31.12.2008
LE MONDE DU 04/02/2009
LE MONDE | 04.02.09
Le rideau rouge d'un vieux cinéma s'ouvre sur le générique de ce film en noir et blanc, au rythme du piano de Liszt. Enchaînement sur un défilé de fastueux bâtiments, au son des grandes pompes de Haendel. Cette ville honorée comme une cité antique, nous n'en sortirons pas, des premières images la montrant en 1800, du temps de sa splendeur, importante étape du commerce maritime, à celles dépeignant ses quartiers pauvres, immeubles démolis, taudis en béton, architectures arborant le "génie du maussade".
Enrobé d'un lyrisme tour à tour mélancolique et narquois, ce documentaire est plus que le portrait de Liverpool décrépit au fil du temps. C'est en même temps l'autoportrait du cinéaste, qui y naquit en 1945, sa déclaration d'amour scandée d'un commentaire off, dit par lui-même. Un poème visuel et sonore enrichi de citations de Joyce ("Ce que vous êtes aujourd'hui, nous l'avons été jadis"), Tchekhov ("Les meilleurs moments passent sans laisser de traces"), Engels sur la pauvreté, et la chanteuse Peggy Lee en contrepoint ironique d'un travelling sur des immeubles ouvriers ("Notre véranda exigera une vue sur les verts pâturages").

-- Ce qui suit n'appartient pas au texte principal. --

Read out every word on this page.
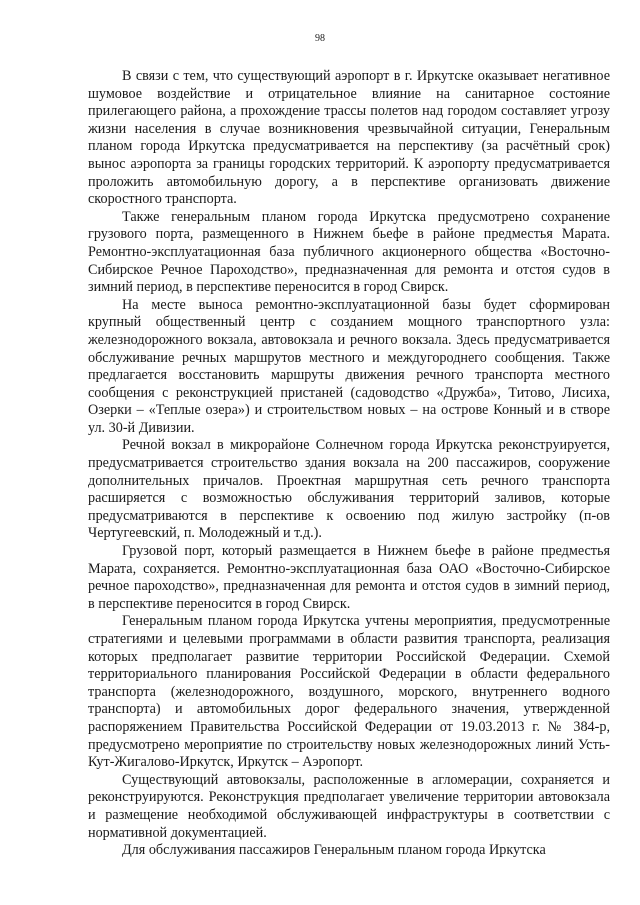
98

В связи с тем, что существующий аэропорт в г. Иркутске оказывает негативное шумовое воздействие и отрицательное влияние на санитарное состояние прилегающего района, а прохождение трассы полетов над городом составляет угрозу жизни населения в случае возникновения чрезвычайной ситуации, Генеральным планом города Иркутска предусматривается на перспективу (за расчётный срок) вынос аэропорта за границы городских территорий. К аэропорту предусматривается проложить автомобильную дорогу, а в перспективе организовать движение скоростного транспорта.

Также генеральным планом города Иркутска предусмотрено сохранение грузового порта, размещенного в Нижнем бьефе в районе предместья Марата. Ремонтно-эксплуатационная база публичного акционерного общества «Восточно-Сибирское Речное Пароходство», предназначенная для ремонта и отстоя судов в зимний период, в перспективе переносится в город Свирск.

На месте выноса ремонтно-эксплуатационной базы будет сформирован крупный общественный центр с созданием мощного транспортного узла: железнодорожного вокзала, автовокзала и речного вокзала. Здесь предусматривается обслуживание речных маршрутов местного и междугороднего сообщения. Также предлагается восстановить маршруты движения речного транспорта местного сообщения с реконструкцией пристаней (садоводство «Дружба», Титово, Лисиха, Озерки – «Теплые озера») и строительством новых – на острове Конный и в створе ул. 30-й Дивизии.

Речной вокзал в микрорайоне Солнечном города Иркутска реконструируется, предусматривается строительство здания вокзала на 200 пассажиров, сооружение дополнительных причалов. Проектная маршрутная сеть речного транспорта расширяется с возможностью обслуживания территорий заливов, которые предусматриваются в перспективе к освоению под жилую застройку (п-ов Чертугеевский, п. Молодежный и т.д.).

Грузовой порт, который размещается в Нижнем бьефе в районе предместья Марата, сохраняется. Ремонтно-эксплуатационная база ОАО «Восточно-Сибирское речное пароходство», предназначенная для ремонта и отстоя судов в зимний период, в перспективе переносится в город Свирск.

Генеральным планом города Иркутска учтены мероприятия, предусмотренные стратегиями и целевыми программами в области развития транспорта, реализация которых предполагает развитие территории Российской Федерации. Схемой территориального планирования Российской Федерации в области федерального транспорта (железнодорожного, воздушного, морского, внутреннего водного транспорта) и автомобильных дорог федерального значения, утвержденной распоряжением Правительства Российской Федерации от 19.03.2013 г. № 384-р, предусмотрено мероприятие по строительству новых железнодорожных линий Усть-Кут-Жигалово-Иркутск, Иркутск – Аэропорт.

Существующий автовокзалы, расположенные в агломерации, сохраняется и реконструируются. Реконструкция предполагает увеличение территории автовокзала и размещение необходимой обслуживающей инфраструктуры в соответствии с нормативной документацией.

Для обслуживания пассажиров Генеральным планом города Иркутска
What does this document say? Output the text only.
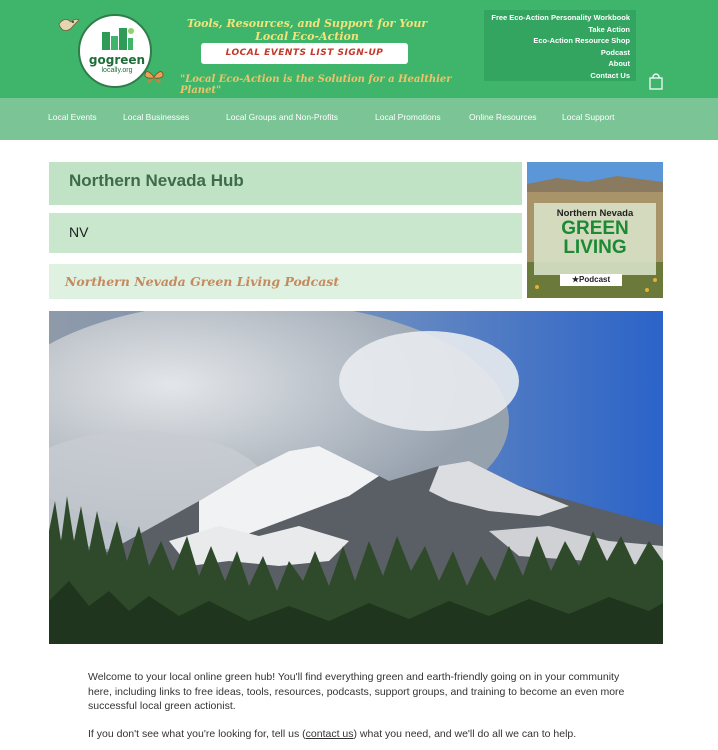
gogreen
locally.org
Tools, Resources, and Support for Your Local Eco-Action
LOCAL EVENTS LIST SIGN-UP
"Local Eco-Action is the Solution for a Healthier Planet"
Free Eco-Action Personality Workbook
Take Action
Eco-Action Resource Shop
Podcast
About
Contact Us
Local Events	Local Businesses	Local Groups and Non-Profits	Local Promotions	Online Resources	Local Support
Northern Nevada Hub
NV
Northern Nevada Green Living Podcast
Northern Nevada
GREEN
LIVING
★Podcast
Welcome to your local online green hub! You'll find everything green and earth-friendly going on in your community here, including links to free ideas, tools, resources, podcasts, support groups, and training to become an even more successful local green actionist.
If you don't see what you're looking for, tell us (contact us) what you need, and we'll do all we can to help.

"Où es-tu, ô le Liverpool que j'ai aimé ? Ô temps, ô moeurs..." : à l'affût de son passé évanoui, des voix qui se sont tues, le réalisateur de Distant Voices, still Lives (1987) mêle l'histoire et l'évolution socio-économique, des souvenirs intimes et la mémoire collective, lieux vénérés ou abhorrés, le cinéma et la musique.
Plans volés d'aujourd'hui, chronologie en zigzag, images d'archives. Demeures victoriennes et enfants sur terrains vagues, statues de saints et églises sécularisées où l'on vient siroter des cocktails, terrains de football d'avant la perversion du sport par l'esprit mercantile, radio en Bakélite, belle époque des comédies musicales et mélos, femmes à la lessive, guerre de Corée et fièvre de crooners, fastueuses noces d'Elizabeth et cartes de rationnement, fin de l'Empire britannique et haine du rock'n'
roll, course hippique et marche orangiste, nouvelle station balnéaire, danse et roudoudous, éclosion des Beatles et "notaires de province", chocolat chaud et tartines, rengaines aux paroles surannées...
UN UNIVERS QUASI DÉFUNT
En fin de flash-back, sur fond de ciel assombri, quelques vers de T. S. Eliot pour dire la nostalgie des femmes aimées : sa mère et ses soeurs. "Bonsoir mesdames, bonsoir mes chères. Bonsoir. Bonsoir. Bonsoir." Cet hymne à un univers quasi défunt est hanté par l'enfance, la violence imposée aux démunis, aux soldats, l'amour du cinéma (glorieuse arrivée de Gregory Peck au Ritz Theatre), la mort des êtres chers et de ce qui nous berça jadis. Mais surtout, par l'empreinte de l'Eglise catholique et la répression du désir homosexuel, dont Terence Davis se sentit tôt l'otage.
L'esprit troublé, il grandit devant ces autels où il entend Satan lui murmurer : "Je finirai bien par t'avoir !" Le voilà tremblant de la colère de Dieu alors qu'il ressent un émoi devant des corps d'hommes, tel Dirk Bogarde dans La Victime.
Tiraillé entre les règles d'une Eglise minoritaire et la loi qui condamne, il erre encore de sites à cantiques en salles où l'on projette Un amour pas comme les autres, Tout ce que le ciel permet. Jusqu'à s'en prendre à Pie XII, faire de l'humour noir sur le cardinal Heenan ("la Schiaparelli du Vatican"), un certain clergé ("Clitoris le Nième"), au prix d'un certain désespoir ("On a espéré le paradis, on a eu l'anus mundi").
Plein de chair poétique, littéraire en diable, le texte est enflammé, acéré, ravageur, fervent, superbe, et son emballage musical au diapason, surfant des Hollies aux Spinners, de Mahler à Brahms. Of Time and the City oppose l'opulence de la monarchie aux malheurs du peuple, clame la douleur d'un garçon conditionné à se sentir pécheur. Avec une grandeur verbale qui n'est pas indigne de Shakespeare.